Saturday, December 1, 2012

Remember and Celebrate Grace

Last year, I posted a list of goals and intentions for the year.   I kind of chuckle when I look at it now.  Mostly because I didn't accomplish most of it. ;-)  That's not to say that I didn't accomplish things or grow as a person this year...I did!   It just didn't take the shape that I expected it to at the beginning of the year.   And that's OK.   I'm good with it.   I'm not planning to make or publish another list of goals and intentions for this year.   I may still try to chip away at some of those goals and intentions,  I'm just not going to worry myself so much about being able to check things off a nice tidy list.

Rather, I've chosen a broader intention...a theme, if you will...to camp out on this coming year, which has grown out of a number of things I've thought about over the past couple of years already.   Recently, I've seen how those things connect together.  That intersection is something I want to consider and meditate on in this coming year.  That's where my title comes from: 
 
Remember and Celebrate Grace
 
 
Grace
In recent years, it's become apparent to me how much I take the grace of God in my life for granted.  I don't live like someone who has been set free from certain death.  This is apparent to me in my daily life.  I am task focused and more often than not attempting to complete those tasks on my own strengh.  I set legalistic standards for myself to follow (which carries over into my parenting and marriage) and put terrible pressure on myself when I can't perform.  I want to be able to extend grace to those around me (my husband and children first, and then others), but I can't if I don't fully understand how God's grace has been extended to me.
 
Remember
That's why 'remember' is the first idea here.  I want to remember the grace that God has shown me.  I want him to "restore unto me the joy of my salvation".   I want to truly understand the gospel and what it means in my everyday life.  I want it to color my daily life and overflow to those who live around me.  I've started this already by doing a slow, meditative study of the book of Romans...trying to look at it with fresh eyes and letting the truth of it seep into my life.  Other books and resources that have been helpful for influential in this journey so far include Jerry Bridges book The Discipline of Grace and Emily Freeman's Grace for the Good Girl.  I've appreciated Kendra's perspective on grace-full family life over at Preschoolers and Peace too.
 
Celebrate
A couple of the blogs that I like to follow are written by Catholics (especially this one).  One of the things I've noticed as I've followed along with these blogs is the way that they observe the various feasts and festivals of the church year - their year revolves around the rememberence and celebration of what God has done.  So many of their family traditions are wrapped up in these rememberences and celebrations.
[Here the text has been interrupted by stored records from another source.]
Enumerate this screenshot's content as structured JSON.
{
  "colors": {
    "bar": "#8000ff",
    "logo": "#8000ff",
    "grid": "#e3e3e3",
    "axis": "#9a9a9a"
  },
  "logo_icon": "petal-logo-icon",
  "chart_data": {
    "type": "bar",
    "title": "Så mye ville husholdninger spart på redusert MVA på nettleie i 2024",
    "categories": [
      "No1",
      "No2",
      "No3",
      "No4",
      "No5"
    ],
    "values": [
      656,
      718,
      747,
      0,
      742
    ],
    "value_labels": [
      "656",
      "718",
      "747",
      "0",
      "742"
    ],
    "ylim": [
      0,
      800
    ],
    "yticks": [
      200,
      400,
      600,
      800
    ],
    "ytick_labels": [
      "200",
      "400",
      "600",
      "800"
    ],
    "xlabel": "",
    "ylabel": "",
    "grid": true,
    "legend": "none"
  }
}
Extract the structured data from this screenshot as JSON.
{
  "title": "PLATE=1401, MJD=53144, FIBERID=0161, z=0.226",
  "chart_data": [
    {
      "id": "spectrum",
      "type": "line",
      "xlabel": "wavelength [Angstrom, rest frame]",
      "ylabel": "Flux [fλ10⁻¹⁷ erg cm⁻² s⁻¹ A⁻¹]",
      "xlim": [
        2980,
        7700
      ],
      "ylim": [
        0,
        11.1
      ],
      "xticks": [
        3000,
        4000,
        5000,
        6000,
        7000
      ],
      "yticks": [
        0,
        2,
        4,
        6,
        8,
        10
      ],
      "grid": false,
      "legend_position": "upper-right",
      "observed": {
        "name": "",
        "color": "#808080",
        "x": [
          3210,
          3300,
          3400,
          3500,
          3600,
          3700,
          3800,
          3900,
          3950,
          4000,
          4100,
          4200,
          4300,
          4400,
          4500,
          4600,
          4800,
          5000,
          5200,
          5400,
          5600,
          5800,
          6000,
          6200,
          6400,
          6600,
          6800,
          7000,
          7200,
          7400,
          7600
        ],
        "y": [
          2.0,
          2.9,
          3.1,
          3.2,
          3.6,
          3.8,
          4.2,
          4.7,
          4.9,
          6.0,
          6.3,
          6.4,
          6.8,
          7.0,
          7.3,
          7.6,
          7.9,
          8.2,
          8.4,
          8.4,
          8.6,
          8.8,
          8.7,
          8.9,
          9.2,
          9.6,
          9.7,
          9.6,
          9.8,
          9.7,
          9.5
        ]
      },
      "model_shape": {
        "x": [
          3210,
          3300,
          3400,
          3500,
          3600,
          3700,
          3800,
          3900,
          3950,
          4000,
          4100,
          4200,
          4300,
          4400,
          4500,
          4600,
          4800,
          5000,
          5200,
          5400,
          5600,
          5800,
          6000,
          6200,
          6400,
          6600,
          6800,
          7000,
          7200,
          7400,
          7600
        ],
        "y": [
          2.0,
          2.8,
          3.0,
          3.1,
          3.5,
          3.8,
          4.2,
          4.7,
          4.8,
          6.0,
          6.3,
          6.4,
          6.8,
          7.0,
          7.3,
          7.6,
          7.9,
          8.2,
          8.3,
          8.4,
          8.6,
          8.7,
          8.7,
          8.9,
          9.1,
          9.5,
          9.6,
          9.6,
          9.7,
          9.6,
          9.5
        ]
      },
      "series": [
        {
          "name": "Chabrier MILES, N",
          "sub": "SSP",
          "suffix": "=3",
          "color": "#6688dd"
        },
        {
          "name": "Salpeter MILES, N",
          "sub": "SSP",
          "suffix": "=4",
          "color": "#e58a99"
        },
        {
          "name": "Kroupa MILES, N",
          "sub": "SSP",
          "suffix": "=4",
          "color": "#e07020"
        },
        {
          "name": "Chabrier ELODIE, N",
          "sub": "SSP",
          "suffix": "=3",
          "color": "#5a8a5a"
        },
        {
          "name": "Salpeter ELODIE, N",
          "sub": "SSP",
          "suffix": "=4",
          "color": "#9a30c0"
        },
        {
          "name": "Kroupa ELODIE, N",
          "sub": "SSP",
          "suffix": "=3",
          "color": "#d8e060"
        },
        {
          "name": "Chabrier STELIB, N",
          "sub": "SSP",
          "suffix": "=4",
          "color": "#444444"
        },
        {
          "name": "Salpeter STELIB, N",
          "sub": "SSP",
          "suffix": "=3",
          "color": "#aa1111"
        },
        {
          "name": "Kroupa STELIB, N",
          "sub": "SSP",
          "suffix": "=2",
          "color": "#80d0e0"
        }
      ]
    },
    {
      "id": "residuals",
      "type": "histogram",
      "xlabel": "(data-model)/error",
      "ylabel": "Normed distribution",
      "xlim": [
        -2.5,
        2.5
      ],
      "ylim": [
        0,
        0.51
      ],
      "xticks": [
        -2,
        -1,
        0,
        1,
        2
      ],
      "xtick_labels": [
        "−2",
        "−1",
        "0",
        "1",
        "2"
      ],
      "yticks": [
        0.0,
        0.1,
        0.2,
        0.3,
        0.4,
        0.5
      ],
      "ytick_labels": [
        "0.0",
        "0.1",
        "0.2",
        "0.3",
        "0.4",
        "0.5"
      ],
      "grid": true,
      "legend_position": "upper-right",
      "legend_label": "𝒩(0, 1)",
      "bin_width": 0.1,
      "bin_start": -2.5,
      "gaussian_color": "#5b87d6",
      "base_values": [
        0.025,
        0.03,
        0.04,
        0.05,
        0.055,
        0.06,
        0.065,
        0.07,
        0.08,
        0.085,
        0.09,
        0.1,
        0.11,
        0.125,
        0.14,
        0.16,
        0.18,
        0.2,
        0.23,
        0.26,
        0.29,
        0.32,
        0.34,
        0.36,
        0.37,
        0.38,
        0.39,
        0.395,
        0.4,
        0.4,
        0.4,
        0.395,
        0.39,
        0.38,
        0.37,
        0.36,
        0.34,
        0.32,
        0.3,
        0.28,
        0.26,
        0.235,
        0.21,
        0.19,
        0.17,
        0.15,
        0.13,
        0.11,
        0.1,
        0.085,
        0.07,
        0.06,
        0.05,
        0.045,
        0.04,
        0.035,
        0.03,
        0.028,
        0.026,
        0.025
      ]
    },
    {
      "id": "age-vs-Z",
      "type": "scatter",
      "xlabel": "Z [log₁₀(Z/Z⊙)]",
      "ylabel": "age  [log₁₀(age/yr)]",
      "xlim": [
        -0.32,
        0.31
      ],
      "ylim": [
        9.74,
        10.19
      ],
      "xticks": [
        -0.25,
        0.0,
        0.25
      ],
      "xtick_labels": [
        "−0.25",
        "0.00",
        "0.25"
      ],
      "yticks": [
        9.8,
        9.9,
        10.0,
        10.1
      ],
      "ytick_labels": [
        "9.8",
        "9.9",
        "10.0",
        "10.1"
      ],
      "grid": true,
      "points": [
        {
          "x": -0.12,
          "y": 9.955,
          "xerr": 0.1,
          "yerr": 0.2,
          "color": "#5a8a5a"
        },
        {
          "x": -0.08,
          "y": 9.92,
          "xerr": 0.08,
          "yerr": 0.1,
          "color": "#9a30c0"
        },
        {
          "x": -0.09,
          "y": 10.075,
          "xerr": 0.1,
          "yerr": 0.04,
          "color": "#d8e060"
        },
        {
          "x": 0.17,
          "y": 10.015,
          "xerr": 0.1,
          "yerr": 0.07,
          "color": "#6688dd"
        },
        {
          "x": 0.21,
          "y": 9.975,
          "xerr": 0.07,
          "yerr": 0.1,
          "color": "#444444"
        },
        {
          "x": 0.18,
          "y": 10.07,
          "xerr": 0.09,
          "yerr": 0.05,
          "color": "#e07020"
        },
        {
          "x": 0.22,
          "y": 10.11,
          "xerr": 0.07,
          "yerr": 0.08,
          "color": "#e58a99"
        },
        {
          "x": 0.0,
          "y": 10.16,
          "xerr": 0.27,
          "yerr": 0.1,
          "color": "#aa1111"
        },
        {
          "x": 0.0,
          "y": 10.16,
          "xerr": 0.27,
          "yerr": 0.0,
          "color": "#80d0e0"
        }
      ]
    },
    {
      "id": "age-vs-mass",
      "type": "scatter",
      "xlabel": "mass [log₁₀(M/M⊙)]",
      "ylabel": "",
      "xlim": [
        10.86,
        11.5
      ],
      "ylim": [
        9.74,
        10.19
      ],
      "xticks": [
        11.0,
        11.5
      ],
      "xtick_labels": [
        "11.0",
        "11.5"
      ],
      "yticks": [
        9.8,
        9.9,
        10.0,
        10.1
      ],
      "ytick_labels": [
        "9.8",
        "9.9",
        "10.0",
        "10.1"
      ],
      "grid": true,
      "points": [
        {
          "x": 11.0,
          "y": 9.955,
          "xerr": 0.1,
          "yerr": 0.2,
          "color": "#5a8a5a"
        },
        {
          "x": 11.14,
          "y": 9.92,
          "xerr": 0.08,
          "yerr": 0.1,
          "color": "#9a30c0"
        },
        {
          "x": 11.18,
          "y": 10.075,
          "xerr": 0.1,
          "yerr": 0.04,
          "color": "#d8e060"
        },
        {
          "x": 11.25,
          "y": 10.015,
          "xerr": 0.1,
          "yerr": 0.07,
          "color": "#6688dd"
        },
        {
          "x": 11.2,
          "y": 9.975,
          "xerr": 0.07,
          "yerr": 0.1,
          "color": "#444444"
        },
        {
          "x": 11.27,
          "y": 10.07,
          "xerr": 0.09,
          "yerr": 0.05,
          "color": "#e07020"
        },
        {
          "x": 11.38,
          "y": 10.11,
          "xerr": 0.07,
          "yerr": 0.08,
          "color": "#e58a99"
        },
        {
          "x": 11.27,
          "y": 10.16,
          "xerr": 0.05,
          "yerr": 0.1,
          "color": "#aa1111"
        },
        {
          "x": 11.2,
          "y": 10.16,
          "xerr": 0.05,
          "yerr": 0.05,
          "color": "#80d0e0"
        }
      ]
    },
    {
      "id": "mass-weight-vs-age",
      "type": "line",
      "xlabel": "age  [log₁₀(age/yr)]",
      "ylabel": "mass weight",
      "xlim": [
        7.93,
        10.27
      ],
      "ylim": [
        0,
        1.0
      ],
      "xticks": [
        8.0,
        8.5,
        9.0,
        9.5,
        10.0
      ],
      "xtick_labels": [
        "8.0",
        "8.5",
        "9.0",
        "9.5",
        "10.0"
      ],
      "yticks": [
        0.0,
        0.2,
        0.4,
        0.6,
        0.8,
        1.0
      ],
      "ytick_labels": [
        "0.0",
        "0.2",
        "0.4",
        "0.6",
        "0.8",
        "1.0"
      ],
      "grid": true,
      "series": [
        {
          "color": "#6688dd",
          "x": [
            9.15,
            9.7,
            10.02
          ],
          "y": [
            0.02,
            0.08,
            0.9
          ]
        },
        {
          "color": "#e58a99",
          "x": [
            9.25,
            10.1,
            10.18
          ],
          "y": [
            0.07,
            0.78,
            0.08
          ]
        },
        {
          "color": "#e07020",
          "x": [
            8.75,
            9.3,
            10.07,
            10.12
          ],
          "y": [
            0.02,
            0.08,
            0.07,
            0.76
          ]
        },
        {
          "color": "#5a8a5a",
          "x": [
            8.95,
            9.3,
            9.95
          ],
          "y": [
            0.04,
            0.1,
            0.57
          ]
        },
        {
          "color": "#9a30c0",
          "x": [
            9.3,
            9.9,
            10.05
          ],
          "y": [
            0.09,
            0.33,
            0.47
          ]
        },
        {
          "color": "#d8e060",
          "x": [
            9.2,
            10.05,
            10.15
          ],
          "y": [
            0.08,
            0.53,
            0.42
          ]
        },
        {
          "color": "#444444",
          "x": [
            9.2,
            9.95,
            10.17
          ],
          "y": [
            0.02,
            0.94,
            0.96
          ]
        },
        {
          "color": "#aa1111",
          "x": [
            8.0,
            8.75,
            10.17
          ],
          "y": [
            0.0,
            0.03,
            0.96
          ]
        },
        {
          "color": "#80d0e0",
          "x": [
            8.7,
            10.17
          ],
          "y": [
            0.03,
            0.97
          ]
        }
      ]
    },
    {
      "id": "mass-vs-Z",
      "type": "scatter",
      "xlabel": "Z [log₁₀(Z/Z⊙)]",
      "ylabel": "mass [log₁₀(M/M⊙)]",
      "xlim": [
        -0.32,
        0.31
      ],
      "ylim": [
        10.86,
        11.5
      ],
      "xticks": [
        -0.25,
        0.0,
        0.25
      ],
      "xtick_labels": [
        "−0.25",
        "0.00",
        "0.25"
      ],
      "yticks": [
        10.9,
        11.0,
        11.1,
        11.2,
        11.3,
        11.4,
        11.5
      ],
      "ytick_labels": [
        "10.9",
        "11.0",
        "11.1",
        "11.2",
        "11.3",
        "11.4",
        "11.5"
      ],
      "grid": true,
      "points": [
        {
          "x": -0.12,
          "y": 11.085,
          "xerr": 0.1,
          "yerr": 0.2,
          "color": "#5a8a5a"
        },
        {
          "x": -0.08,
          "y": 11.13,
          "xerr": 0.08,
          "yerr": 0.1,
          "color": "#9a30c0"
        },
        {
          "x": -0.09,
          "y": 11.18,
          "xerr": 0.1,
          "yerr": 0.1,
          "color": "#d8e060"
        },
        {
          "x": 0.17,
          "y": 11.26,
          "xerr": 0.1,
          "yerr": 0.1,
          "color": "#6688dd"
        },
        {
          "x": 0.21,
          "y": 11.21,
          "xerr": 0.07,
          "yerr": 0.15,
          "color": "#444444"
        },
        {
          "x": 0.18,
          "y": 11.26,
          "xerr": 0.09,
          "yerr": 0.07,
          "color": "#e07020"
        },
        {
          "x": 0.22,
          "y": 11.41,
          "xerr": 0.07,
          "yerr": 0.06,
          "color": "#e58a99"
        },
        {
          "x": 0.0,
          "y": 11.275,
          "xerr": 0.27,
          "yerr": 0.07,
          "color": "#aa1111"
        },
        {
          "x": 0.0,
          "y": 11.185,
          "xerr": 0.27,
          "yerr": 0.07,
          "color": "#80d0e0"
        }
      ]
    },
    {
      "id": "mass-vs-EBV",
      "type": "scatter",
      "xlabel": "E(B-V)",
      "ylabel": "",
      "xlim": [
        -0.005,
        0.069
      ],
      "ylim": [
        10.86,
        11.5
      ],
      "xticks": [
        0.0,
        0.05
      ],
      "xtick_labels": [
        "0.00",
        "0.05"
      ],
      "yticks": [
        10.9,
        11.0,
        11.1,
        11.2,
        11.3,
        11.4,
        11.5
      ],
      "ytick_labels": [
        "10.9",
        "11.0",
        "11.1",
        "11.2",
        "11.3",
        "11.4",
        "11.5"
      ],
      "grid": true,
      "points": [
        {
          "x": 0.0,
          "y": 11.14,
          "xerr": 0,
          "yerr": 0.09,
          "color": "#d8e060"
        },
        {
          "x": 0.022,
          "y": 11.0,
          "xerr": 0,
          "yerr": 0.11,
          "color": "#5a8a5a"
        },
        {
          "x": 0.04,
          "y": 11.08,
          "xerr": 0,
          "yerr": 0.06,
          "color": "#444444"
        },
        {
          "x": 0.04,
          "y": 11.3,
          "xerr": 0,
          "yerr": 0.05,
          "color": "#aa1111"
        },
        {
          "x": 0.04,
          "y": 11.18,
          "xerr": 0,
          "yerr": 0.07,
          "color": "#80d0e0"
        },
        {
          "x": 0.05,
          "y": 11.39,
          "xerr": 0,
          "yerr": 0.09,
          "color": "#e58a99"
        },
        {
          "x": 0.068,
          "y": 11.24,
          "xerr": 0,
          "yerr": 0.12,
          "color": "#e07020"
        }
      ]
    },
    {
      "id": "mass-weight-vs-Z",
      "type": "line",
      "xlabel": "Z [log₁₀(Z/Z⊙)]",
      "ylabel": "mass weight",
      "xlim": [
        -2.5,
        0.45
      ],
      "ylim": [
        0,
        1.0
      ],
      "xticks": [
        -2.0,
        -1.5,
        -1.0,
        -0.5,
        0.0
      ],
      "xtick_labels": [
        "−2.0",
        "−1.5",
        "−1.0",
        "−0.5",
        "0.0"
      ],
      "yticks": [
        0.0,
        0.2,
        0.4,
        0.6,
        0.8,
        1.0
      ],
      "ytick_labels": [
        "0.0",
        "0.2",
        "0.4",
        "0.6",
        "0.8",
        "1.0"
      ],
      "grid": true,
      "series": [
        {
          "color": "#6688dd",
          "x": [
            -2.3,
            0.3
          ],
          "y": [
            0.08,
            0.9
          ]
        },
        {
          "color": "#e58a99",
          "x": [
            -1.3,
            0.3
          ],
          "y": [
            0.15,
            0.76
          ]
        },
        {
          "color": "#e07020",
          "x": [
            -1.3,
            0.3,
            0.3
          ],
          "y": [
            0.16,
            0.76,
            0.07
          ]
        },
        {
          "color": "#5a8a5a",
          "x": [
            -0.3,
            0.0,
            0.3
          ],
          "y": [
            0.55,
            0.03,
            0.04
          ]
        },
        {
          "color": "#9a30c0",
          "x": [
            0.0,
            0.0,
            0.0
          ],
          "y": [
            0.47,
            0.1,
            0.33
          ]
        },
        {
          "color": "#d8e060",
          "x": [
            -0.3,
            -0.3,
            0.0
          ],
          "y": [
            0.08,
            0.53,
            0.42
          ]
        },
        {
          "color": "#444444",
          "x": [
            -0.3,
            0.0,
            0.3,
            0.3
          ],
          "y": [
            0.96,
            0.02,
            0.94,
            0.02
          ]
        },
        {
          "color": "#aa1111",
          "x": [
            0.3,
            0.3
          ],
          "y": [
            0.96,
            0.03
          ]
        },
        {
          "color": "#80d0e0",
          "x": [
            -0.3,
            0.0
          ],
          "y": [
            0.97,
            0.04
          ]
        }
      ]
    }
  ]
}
And they celebrate in ways that even the very littlest ones among them can understand and enter into the celebration too.  This strikes me as a very beautiful thing, and something that we've lost track of in our American Evangelical Protestant tradition (sadly, in my opinion).  In our family, we've attempted to bring a more Christ-centered focus to our Christmas and Easter celebrations, but this is an idea that I'd like to extend even further.  Starting this year - meaning this Church Year, beginning with this season of Advent - I would like to reflect on the various seasons of the Church Year and consider how we - even as evangelical Protestants from a non-liturgical tradition - can celebrate the extravagant grace He has extended to us and how our family traditions and celebrations can reflect His goodness.   I plan to read and reflect on the book Living the Church Year:Time to Inhabit the Story of God by Bobby Gross this year, with an eye to considering how it can apply to our family in the following 'church year' cycle.   Perhaps some of those meditations will spill over into this space too.

What about you?  Is there a theme that God has laid on your heart for the coming year?   Do you have any favorite resources, practices, or traditions that help you Remember and Celebrate Grace?